A person is ever holy to us; is the pitifullest mortal person, think you, indifferent to us? Is it not rather our heartfelt wish to be made one with him; to unite him to us, by gratitude, by admiration, even by fear; or, failing all these, unite ourselves to him? Carlyle.

I indeed regarded men with an excess both of love and fear.

The mystery of a person, indeed, is ever divine, to him that has a sense for the godlike. Ib.

RELATIONS TO OTHER MEN.

SOCIETY.

LIFE A BETTER TEACHER THAN BOOKS.

Books and solitude have their uses, and for the earnest aspirant after spiritual perfection they are altogether indispensable; but they are not the only, nor yet the chief means of the Soul's growth in grace, which is advanced by thorough acquaintance with the woes and the wants, the wishes and the workings of one human soul, far more efficiently than by the diligent perusal of a hundred folios.

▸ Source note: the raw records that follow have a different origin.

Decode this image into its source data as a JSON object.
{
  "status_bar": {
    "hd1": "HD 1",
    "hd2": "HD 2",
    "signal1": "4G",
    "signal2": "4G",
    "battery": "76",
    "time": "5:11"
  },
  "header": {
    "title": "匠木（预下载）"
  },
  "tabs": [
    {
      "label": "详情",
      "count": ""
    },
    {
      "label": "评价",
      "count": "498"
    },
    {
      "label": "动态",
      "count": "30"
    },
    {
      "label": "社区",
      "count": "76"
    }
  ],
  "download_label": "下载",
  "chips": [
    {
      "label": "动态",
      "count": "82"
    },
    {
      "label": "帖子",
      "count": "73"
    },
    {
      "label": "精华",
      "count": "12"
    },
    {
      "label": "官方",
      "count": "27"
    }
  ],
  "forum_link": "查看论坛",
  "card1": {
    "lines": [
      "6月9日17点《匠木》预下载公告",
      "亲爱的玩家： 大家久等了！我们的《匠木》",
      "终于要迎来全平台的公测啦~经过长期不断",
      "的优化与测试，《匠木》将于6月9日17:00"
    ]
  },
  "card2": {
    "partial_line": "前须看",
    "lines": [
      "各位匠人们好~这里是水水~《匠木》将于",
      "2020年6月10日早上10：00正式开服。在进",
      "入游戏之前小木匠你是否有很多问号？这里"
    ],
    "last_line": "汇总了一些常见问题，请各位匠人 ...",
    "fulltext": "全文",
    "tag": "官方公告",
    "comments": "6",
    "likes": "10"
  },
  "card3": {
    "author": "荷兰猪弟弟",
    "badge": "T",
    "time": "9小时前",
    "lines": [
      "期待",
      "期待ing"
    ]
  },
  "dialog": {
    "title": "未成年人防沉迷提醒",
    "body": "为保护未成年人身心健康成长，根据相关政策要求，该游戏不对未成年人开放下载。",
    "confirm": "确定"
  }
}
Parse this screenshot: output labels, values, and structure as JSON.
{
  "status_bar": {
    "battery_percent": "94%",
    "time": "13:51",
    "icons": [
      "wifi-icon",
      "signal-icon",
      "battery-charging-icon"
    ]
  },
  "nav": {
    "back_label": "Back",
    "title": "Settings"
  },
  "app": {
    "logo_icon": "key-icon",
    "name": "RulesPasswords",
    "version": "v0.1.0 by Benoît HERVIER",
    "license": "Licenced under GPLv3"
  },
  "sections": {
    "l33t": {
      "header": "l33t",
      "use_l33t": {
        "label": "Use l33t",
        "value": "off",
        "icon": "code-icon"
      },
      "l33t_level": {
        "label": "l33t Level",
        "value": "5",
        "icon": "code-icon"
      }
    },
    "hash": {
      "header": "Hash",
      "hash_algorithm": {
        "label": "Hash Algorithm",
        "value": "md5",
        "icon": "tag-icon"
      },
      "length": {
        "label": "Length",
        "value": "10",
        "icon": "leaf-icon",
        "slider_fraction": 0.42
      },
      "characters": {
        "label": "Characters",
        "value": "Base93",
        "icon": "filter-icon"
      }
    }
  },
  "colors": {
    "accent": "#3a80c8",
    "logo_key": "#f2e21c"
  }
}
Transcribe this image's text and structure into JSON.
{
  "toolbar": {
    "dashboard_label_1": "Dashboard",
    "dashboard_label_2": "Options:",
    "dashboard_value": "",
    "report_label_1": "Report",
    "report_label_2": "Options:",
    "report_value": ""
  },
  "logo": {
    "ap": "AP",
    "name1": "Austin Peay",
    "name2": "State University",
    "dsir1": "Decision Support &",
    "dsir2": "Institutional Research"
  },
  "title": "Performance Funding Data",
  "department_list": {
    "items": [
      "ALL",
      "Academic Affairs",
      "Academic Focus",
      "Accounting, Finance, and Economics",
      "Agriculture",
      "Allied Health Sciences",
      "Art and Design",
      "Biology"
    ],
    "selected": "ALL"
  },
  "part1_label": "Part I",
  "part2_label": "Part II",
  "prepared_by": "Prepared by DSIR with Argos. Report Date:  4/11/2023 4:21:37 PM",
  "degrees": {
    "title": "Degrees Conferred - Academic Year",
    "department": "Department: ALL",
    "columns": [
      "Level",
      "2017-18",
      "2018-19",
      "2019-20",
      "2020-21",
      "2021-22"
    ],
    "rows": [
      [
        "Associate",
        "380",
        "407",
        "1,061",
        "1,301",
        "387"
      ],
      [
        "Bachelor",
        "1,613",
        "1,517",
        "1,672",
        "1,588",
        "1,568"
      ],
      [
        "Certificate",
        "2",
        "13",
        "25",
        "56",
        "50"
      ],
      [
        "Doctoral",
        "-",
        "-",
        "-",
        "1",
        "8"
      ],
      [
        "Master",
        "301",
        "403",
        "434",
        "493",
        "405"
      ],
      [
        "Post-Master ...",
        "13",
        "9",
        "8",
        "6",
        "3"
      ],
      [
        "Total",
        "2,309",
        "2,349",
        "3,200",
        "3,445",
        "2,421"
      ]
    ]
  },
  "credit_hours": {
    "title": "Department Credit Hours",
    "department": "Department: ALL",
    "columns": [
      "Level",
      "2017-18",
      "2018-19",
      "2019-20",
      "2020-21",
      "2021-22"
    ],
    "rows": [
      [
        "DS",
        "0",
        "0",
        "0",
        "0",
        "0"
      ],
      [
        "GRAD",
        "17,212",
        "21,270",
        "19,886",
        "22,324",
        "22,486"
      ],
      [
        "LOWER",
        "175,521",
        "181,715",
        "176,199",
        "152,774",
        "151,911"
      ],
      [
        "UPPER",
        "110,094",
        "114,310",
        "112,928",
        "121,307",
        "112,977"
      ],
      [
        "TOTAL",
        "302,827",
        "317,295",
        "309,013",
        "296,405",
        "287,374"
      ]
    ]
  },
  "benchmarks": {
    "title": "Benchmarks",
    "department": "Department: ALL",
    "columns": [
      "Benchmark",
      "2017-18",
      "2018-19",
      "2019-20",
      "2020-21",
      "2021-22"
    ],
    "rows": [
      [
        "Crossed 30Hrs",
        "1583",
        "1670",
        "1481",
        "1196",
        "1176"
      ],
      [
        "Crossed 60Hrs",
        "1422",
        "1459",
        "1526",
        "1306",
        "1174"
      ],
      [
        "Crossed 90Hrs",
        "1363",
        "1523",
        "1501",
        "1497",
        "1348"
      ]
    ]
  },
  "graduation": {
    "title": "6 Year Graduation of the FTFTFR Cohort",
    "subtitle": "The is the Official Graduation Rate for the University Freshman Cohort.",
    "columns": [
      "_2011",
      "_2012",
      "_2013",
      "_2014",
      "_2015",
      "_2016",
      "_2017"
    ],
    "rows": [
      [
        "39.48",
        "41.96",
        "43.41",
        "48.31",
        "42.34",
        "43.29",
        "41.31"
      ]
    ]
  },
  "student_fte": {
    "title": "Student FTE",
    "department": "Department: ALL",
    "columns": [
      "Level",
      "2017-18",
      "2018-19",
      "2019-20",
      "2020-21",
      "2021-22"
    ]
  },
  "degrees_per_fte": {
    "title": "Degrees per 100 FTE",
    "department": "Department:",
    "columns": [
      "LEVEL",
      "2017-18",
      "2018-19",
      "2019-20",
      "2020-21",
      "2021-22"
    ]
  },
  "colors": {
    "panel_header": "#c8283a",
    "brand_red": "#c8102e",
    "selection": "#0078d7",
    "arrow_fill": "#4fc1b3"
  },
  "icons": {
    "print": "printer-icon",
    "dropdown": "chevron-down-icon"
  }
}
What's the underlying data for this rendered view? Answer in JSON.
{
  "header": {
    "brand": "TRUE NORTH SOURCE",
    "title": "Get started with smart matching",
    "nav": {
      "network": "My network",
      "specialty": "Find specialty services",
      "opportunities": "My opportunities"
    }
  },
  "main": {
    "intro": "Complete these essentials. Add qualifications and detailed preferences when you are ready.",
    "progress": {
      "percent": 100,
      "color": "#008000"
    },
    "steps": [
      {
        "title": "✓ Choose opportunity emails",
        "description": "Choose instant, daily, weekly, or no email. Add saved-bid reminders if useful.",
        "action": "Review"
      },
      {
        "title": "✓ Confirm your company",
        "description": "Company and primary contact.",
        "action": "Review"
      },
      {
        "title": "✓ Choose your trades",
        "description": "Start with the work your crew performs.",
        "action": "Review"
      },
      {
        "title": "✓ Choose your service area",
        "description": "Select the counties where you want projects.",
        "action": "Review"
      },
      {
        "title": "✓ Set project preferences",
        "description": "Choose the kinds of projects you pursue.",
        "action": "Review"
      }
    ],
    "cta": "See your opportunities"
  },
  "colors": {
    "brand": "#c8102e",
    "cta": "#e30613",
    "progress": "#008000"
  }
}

The discharge of duty to one another is not only exemption from the sin of omitting it; it is also growing strength, it is self-knowledge. The really earnest performance of any one duty thrills the mind with a consciousness of power, which is itself an increase of strength; it quickens into activity the disinterested feeling, and throws up from the soul's depths as it were into our notice, truths which, for their beauty and worth, it surprises us should never have occurred to our minds.